Les "exploits" de Bilodeau ne passèrent pas inaperçus, dans cette période où la recherche de muscle était une préoccupation constante chez plusieurs équipes. Après de longues négociations, les Toros de Toronto de l’AMH s’entendirent finalement avec lui. Ceux-ci annoncèrent alors qu’il s’agissait d’une mauvaise nouvelle pour tous leurs adversaires. À partir de ce moment, le surnom de "Bad News" Bilodeau lui colla à la peau.
À son premier match dans le circuit maudit, le 14 mars 1976 au Colisée de Québec, contre les Nordiques, Bilodeau obtint une passe, en plus bien sûr de livrer un combat. Même s’il ne compléta pas sa saison avec les Jaros et ne joua que 58 des 74 matchs, il termina tout de même en tête de la NAHL pour les minutes de punition. Son total de 451 lui donna une avance de 140 sur son plus proche poursuivant, Dave Hanson, qui joua un des frères du même nom dans "Slap Shot". Le passage de Bilodeau avec les Jaros lui permit tout de même d’inspirer le personnage d’André "Poodle" Lussier dans le même film.

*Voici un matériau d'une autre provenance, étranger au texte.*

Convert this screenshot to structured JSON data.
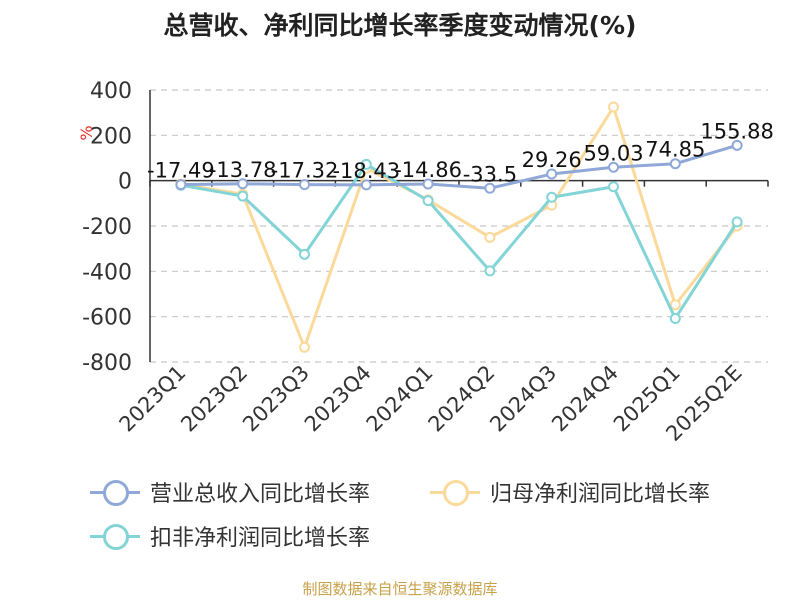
{
  "chart_data": {
    "type": "line",
    "title": "总营收、净利同比增长率季度变动情况(%)",
    "ylabel": "%",
    "xlabel": "",
    "categories": [
      "2023Q1",
      "2023Q2",
      "2023Q3",
      "2023Q4",
      "2024Q1",
      "2024Q2",
      "2024Q3",
      "2024Q4",
      "2025Q1",
      "2025Q2E"
    ],
    "ylim": [
      -800,
      400
    ],
    "yticks": [
      400,
      200,
      0,
      -200,
      -400,
      -600,
      -800
    ],
    "grid": true,
    "legend_position": "bottom",
    "series": [
      {
        "name": "营业总收入同比增长率",
        "color": "#8fa8d8",
        "values": [
          -17.49,
          -13.78,
          -17.32,
          -18.43,
          -14.86,
          -33.5,
          29.26,
          59.03,
          74.85,
          155.88
        ],
        "data_labels": [
          "-17.49",
          "-13.78",
          "-17.32",
          "-18.43",
          "-14.86",
          "-33.5",
          "29.26",
          "59.03",
          "74.85",
          "155.88"
        ]
      },
      {
        "name": "归母净利润同比增长率",
        "color": "#fbd99a",
        "values": [
          -15,
          -60,
          -735,
          55,
          -85,
          -250,
          -108,
          325,
          -548,
          -200
        ]
      },
      {
        "name": "扣非净利润同比增长率",
        "color": "#82d4d6",
        "values": [
          -20,
          -68,
          -325,
          72,
          -88,
          -398,
          -73,
          -27,
          -608,
          -182
        ]
      }
    ]
  },
  "footer": {
    "source": "制图数据来自恒生聚源数据库"
  }
}
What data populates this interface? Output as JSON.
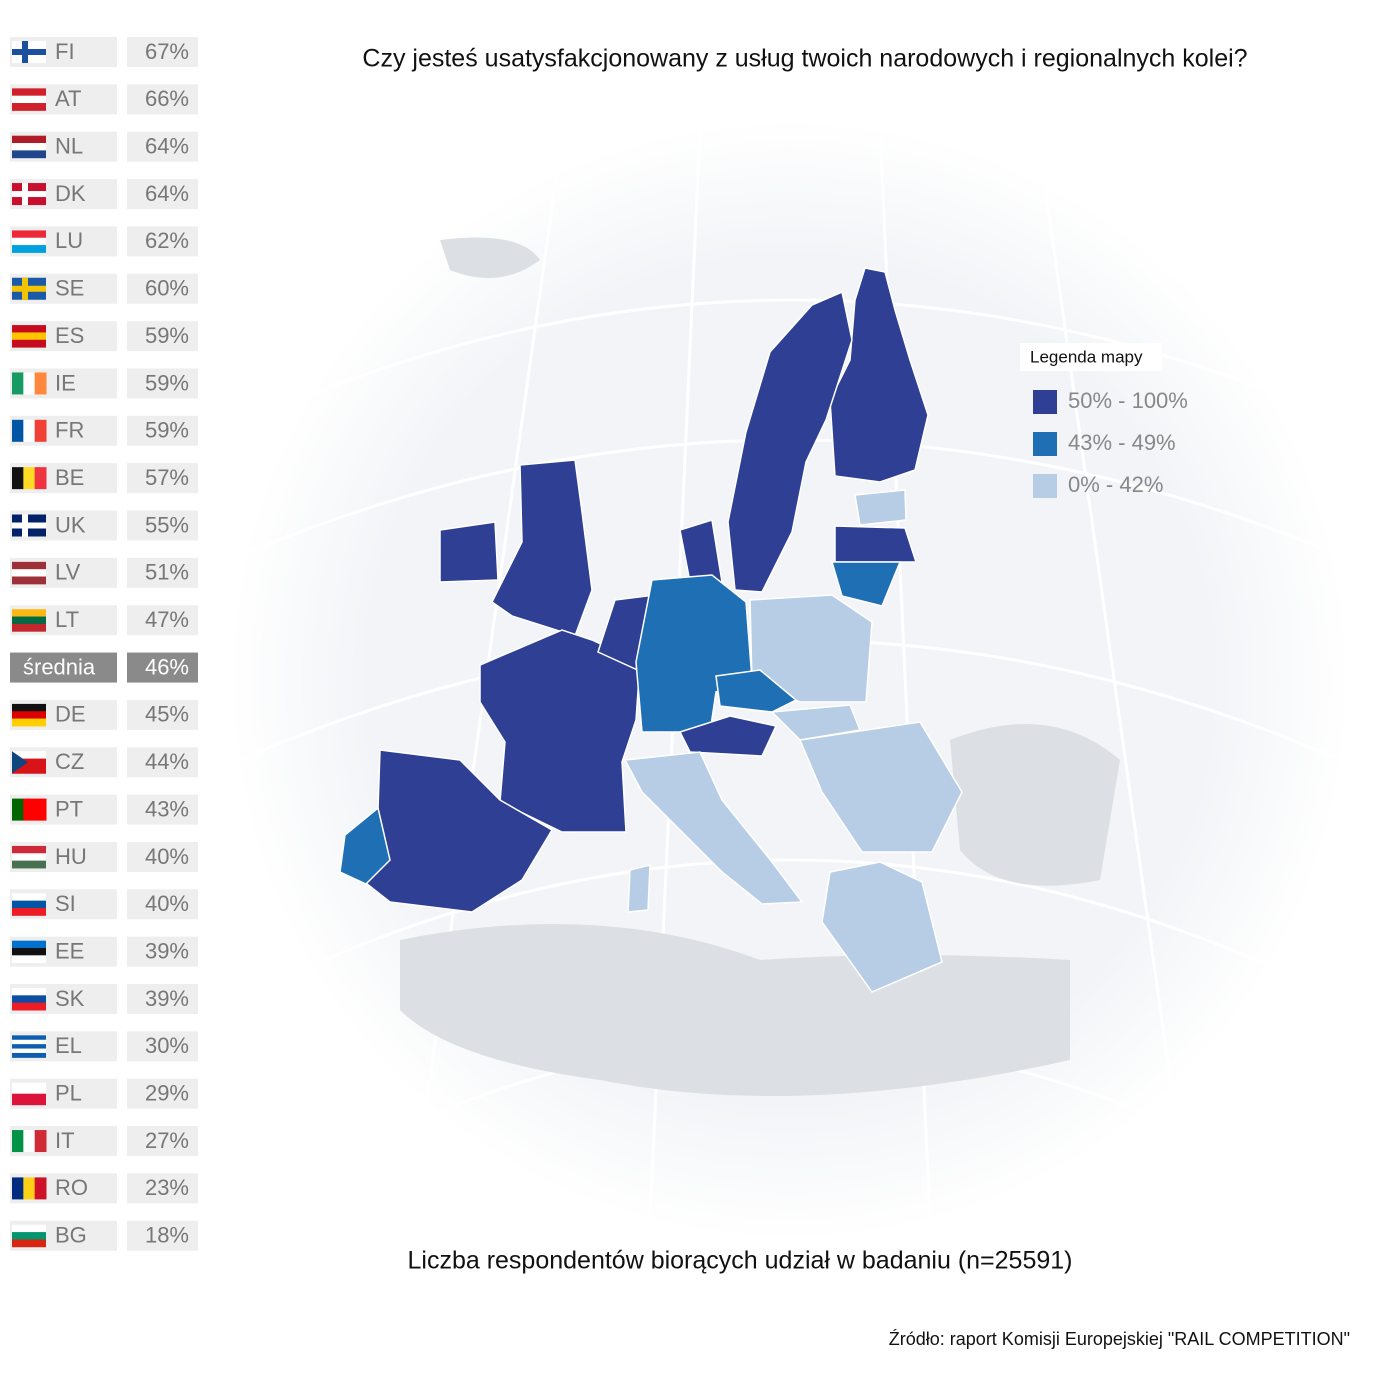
{
  "title": "Czy jesteś usatysfakcjonowany z usług twoich narodowych i regionalnych kolei?",
  "ranking": {
    "rows": [
      [
        "FI",
        "67%"
      ],
      [
        "AT",
        "66%"
      ],
      [
        "NL",
        "64%"
      ],
      [
        "DK",
        "64%"
      ],
      [
        "LU",
        "62%"
      ],
      [
        "SE",
        "60%"
      ],
      [
        "ES",
        "59%"
      ],
      [
        "IE",
        "59%"
      ],
      [
        "FR",
        "59%"
      ],
      [
        "BE",
        "57%"
      ],
      [
        "UK",
        "55%"
      ],
      [
        "LV",
        "51%"
      ],
      [
        "LT",
        "47%"
      ],
      [
        "średnia",
        "46%"
      ],
      [
        "DE",
        "45%"
      ],
      [
        "CZ",
        "44%"
      ],
      [
        "PT",
        "43%"
      ],
      [
        "HU",
        "40%"
      ],
      [
        "SI",
        "40%"
      ],
      [
        "EE",
        "39%"
      ],
      [
        "SK",
        "39%"
      ],
      [
        "EL",
        "30%"
      ],
      [
        "PL",
        "29%"
      ],
      [
        "IT",
        "27%"
      ],
      [
        "RO",
        "23%"
      ],
      [
        "BG",
        "18%"
      ]
    ]
  },
  "legend": {
    "title": "Legenda mapy",
    "items": [
      {
        "label": "50% - 100%",
        "color": "#2e3f94"
      },
      {
        "label": "43% - 49%",
        "color": "#1f6fb5"
      },
      {
        "label": "0% - 42%",
        "color": "#b7cde6"
      }
    ]
  },
  "footnote": "Liczba respondentów biorących udział w badaniu (n=25591)",
  "source": "Źródło: raport Komisji Europejskiej \"RAIL COMPETITION\""
}
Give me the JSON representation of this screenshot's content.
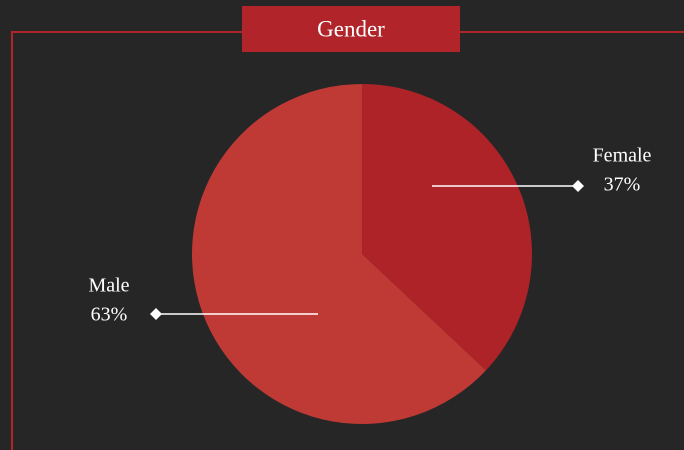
{
  "chart_data": {
    "type": "pie",
    "title": "Gender",
    "categories": [
      "Female",
      "Male"
    ],
    "values": [
      37,
      63
    ],
    "value_labels": [
      "37%",
      "63%"
    ],
    "colors": [
      "#ad2328",
      "#c03a35"
    ]
  }
}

La saison suivante, les Toros déménagèrent leurs pénates en Alabama, pour devenir les Bulls de Birmingham. Dans ce marché peu traditionnel, l’intimidation fut encore plus au cœur de leur stratégie. Bilodeau fut d’ailleurs au centre du tristement célèbre "Massacre de l'Action de grâce", avec entre autres son ex-rival Dave Hanson.
En 1978-79, les Nordiques le signèrent, mais l’entraîneur Jacques Demers l’utilisa peu et Bilodeau passa du temps dans la Ligue américaine. Il demeura avec eux pour leur adhésion à la LNH en 1979-80, mais il ne joua que neuf matchs dans la grande ligue, avant d’être libéré.
Bilodeau retourna à Birmingham, d’où était originaire son épouse, pour travailler dans le secteur de la construction et où il démarra son entreprise.
En août 2008, à l’âge de 53 ans, Bilodeau mourut subitement dans une chaise de parterre chez lui. Une autopsie démontra qu’il avait un cancer du pancréas non diagnostiqué.
Sources :
"Décès de "Bad News" Bilodeau" de Johanne St-Pierre, 22 août 2008, La Presse (lapresse.ca),
Vallières, Steve, Implacables : Les Jaros de la Beauce, 1975-76, Éditions Hurtubise, 2015, pp. 39, 41, 67, 87-88, 95, 101, 106-107, 165, 169-170, 179, 261-262.